Let $U \subset \Bbb{R}^n$ be an open bounded smooth domain, let $u \in H^1_0(U)$ satisfy the Poisson equation:
$$-\Delta u = f \tag{*}$$
with $f \in L^{2}(U)$, by the classical elliptic regularity result we have the following estimate see for example here :
$$\|u\|_{H^2(U)} \le C(\|u\|_{L^2} + \|f\|_{L^2}) \tag{i}$$
Correct? However I see in some place the regularity estimate is written as follows see here:
$$\|u\|_{H^2(U)} \le C\|f\|_{L^2(U)} \tag{ii}$$
Which is a better estimate than the first one. How can I get (ii)?
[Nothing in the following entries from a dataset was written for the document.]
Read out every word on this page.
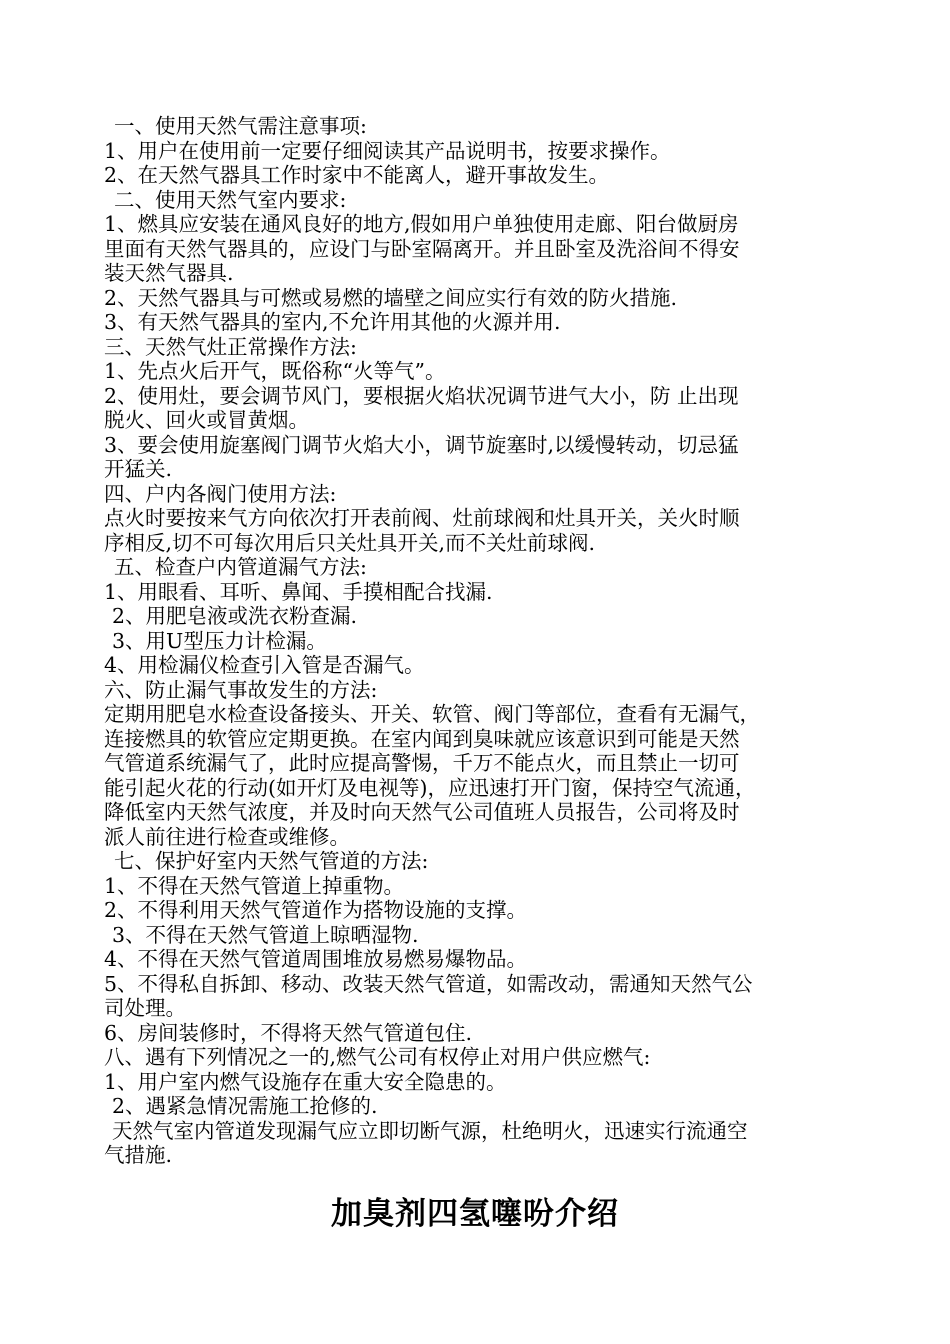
一、使用天然气需注意事项:
1、用户在使用前一定要仔细阅读其产品说明书，按要求操作。
2、在天然气器具工作时家中不能离人，避开事故发生。
二、使用天然气室内要求:
1、燃具应安装在通风良好的地方,假如用户单独使用走廊、阳台做厨房
里面有天然气器具的，应设门与卧室隔离开。并且卧室及洗浴间不得安
装天然气器具.
2、天然气器具与可燃或易燃的墙壁之间应实行有效的防火措施.
3、有天然气器具的室内,不允许用其他的火源并用.
三、天然气灶正常操作方法:
1、先点火后开气，既俗称“火等气”。
2、使用灶，要会调节风门，要根据火焰状况调节进气大小，防 止出现
脱火、回火或冒黄烟。
3、要会使用旋塞阀门调节火焰大小，调节旋塞时,以缓慢转动，切忌猛
开猛关.
四、户内各阀门使用方法:
点火时要按来气方向依次打开表前阀、灶前球阀和灶具开关，关火时顺
序相反,切不可每次用后只关灶具开关,而不关灶前球阀.
五、检查户内管道漏气方法:
1、用眼看、耳听、鼻闻、手摸相配合找漏.
2、用肥皂液或洗衣粉查漏.
3、用U型压力计检漏。
4、用检漏仪检查引入管是否漏气。
六、防止漏气事故发生的方法:
定期用肥皂水检查设备接头、开关、软管、阀门等部位，查看有无漏气，
连接燃具的软管应定期更换。在室内闻到臭味就应该意识到可能是天然
气管道系统漏气了，此时应提高警惕，千万不能点火，而且禁止一切可
能引起火花的行动(如开灯及电视等)，应迅速打开门窗，保持空气流通，
降低室内天然气浓度，并及时向天然气公司值班人员报告，公司将及时
派人前往进行检查或维修。
七、保护好室内天然气管道的方法:
1、不得在天然气管道上掉重物。
2、不得利用天然气管道作为搭物设施的支撑。
3、不得在天然气管道上晾晒湿物.
4、不得在天然气管道周围堆放易燃易爆物品。
5、不得私自拆卸、移动、改装天然气管道，如需改动，需通知天然气公
司处理。
6、房间装修时，不得将天然气管道包住.
八、遇有下列情况之一的,燃气公司有权停止对用户供应燃气:
1、用户室内燃气设施存在重大安全隐患的。
2、遇紧急情况需施工抢修的.
天然气室内管道发现漏气应立即切断气源，杜绝明火，迅速实行流通空
气措施.
加臭剂四氢噻吩介绍
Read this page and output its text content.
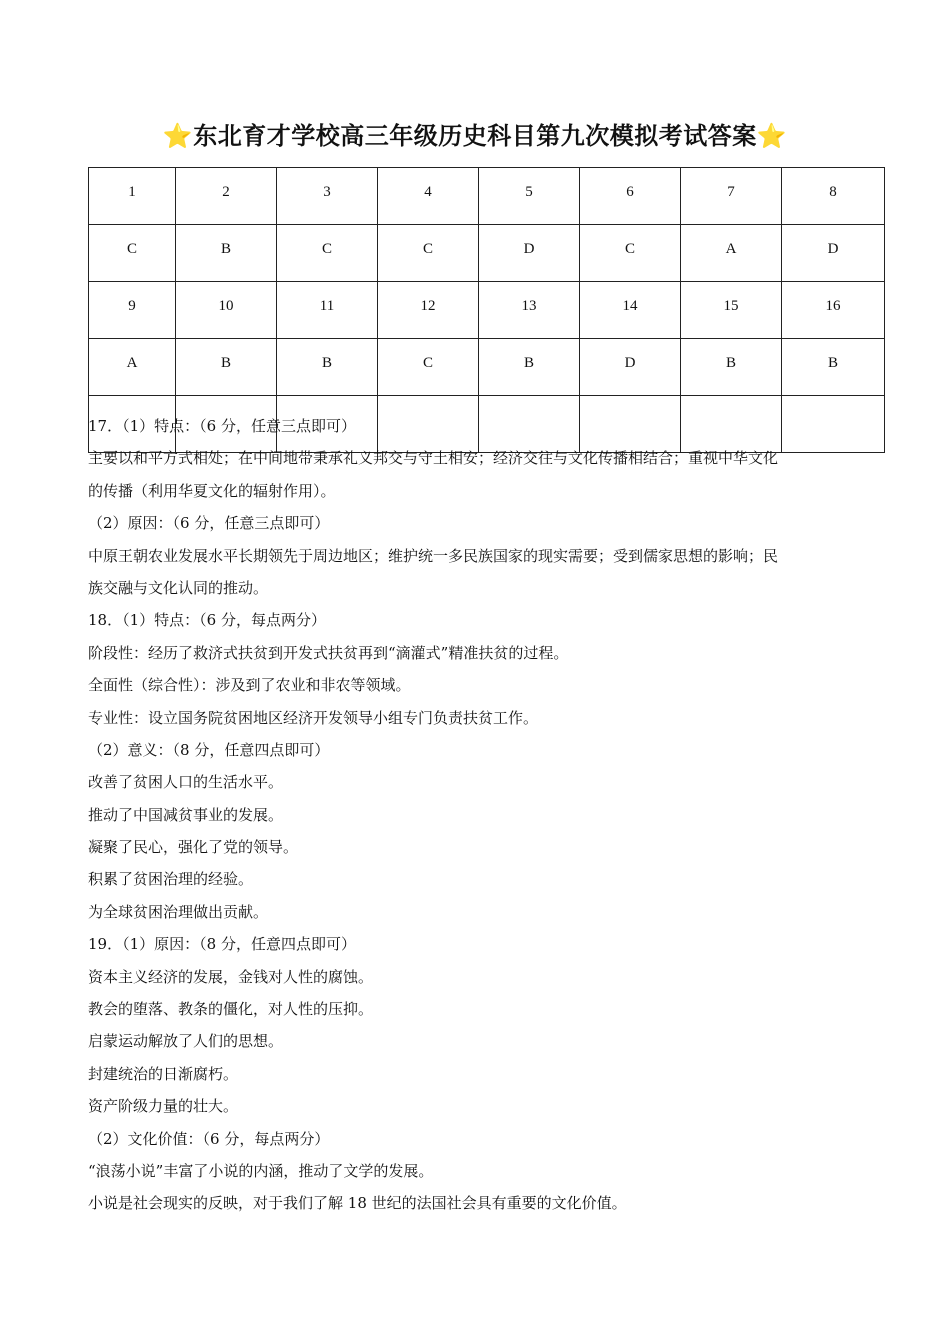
⭐东北育才学校高三年级历史科目第九次模拟考试答案⭐
1	2	3	4	5	6	7	8
C	B	C	C	D	C	A	D
9	10	11	12	13	14	15	16
A	B	B	C	B	D	B	B

17．（1）特点：（6 分，任意三点即可）
主要以和平方式相处；在中间地带秉承礼义邦交与守土相安；经济交往与文化传播相结合；重视中华文化
的传播（利用华夏文化的辐射作用）。
（2）原因：（6 分，任意三点即可）
中原王朝农业发展水平长期领先于周边地区；维护统一多民族国家的现实需要；受到儒家思想的影响；民
族交融与文化认同的推动。
18．（1）特点：（6 分，每点两分）
阶段性：经历了救济式扶贫到开发式扶贫再到“滴灌式”精准扶贫的过程。
全面性（综合性）：涉及到了农业和非农等领域。
专业性：设立国务院贫困地区经济开发领导小组专门负责扶贫工作。
（2）意义：（8 分，任意四点即可）
改善了贫困人口的生活水平。
推动了中国减贫事业的发展。
凝聚了民心，强化了党的领导。
积累了贫困治理的经验。
为全球贫困治理做出贡献。
19．（1）原因：（8 分，任意四点即可）
资本主义经济的发展，金钱对人性的腐蚀。
教会的堕落、教条的僵化，对人性的压抑。
启蒙运动解放了人们的思想。
封建统治的日渐腐朽。
资产阶级力量的壮大。
（2）文化价值：（6 分，每点两分）
“浪荡小说”丰富了小说的内涵，推动了文学的发展。
小说是社会现实的反映，对于我们了解 18 世纪的法国社会具有重要的文化价值。
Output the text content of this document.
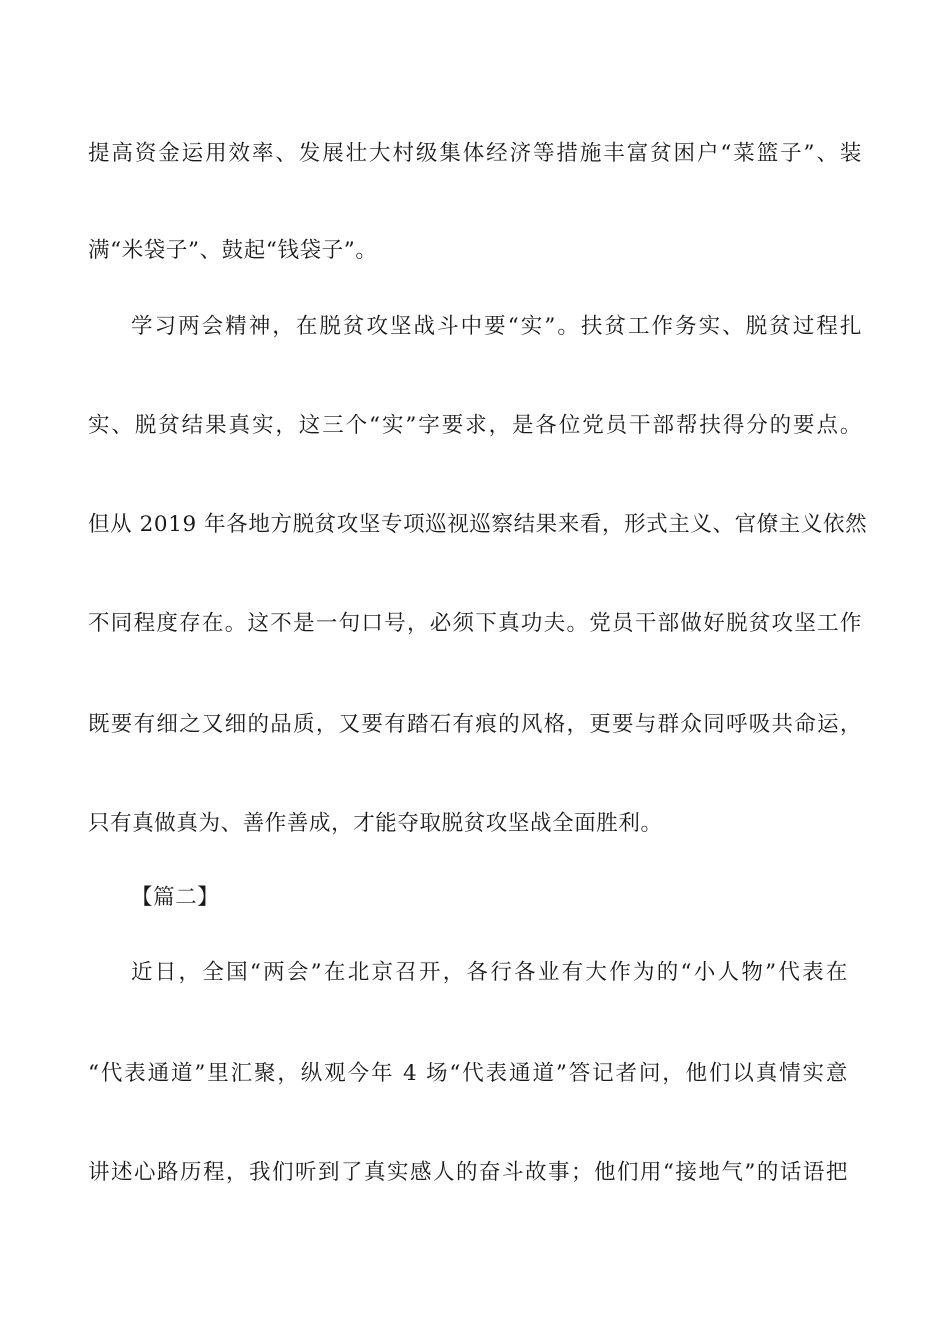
提高资金运用效率、发展壮大村级集体经济等措施丰富贫困户“菜篮子”、装
满“米袋子”、鼓起“钱袋子”。
学习两会精神，在脱贫攻坚战斗中要“实”。扶贫工作务实、脱贫过程扎
实、脱贫结果真实，这三个“实”字要求，是各位党员干部帮扶得分的要点。
但从 2019 年各地方脱贫攻坚专项巡视巡察结果来看，形式主义、官僚主义依然
不同程度存在。这不是一句口号，必须下真功夫。党员干部做好脱贫攻坚工作
既要有细之又细的品质，又要有踏石有痕的风格，更要与群众同呼吸共命运，
只有真做真为、善作善成，才能夺取脱贫攻坚战全面胜利。
【篇二】
近日，全国“两会”在北京召开，各行各业有大作为的“小人物”代表在
“代表通道”里汇聚，纵观今年 4 场“代表通道”答记者问，他们以真情实意
讲述心路历程，我们听到了真实感人的奋斗故事；他们用“接地气”的话语把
More generally, Let $Lu = \sum_{i,j} (a_{ij} u_{x_i})_{x_j}$ be the elliptic operator. Then we have $$\int a_{ij} u_{x_i}u_{x_j} = (f,u)$$
Therefore by ellipticity:
$$\theta \|Du\|_{L^2(U)}^2 \le \|f\|_{L^2}\|u\|_{L^2}$$
Combine with Poincare inequality we have $$\theta \|Du\|^{2}_{L^2(U)} \le C\|f\|_{L^2}\|Du\|_{L^2}$$
Therefore $$\|Du\|_{L^2} \le C\|f\|_{L^2}$$ Combine with Pincare inequality again we have $$\|u\|_{L^2} \le C\|f\|_{L^2} \tag{**}$$
Therefore combine with (i) above we get (ii).
However when $L$ has zero or first order term the last estimate (**) in this answer does not holds.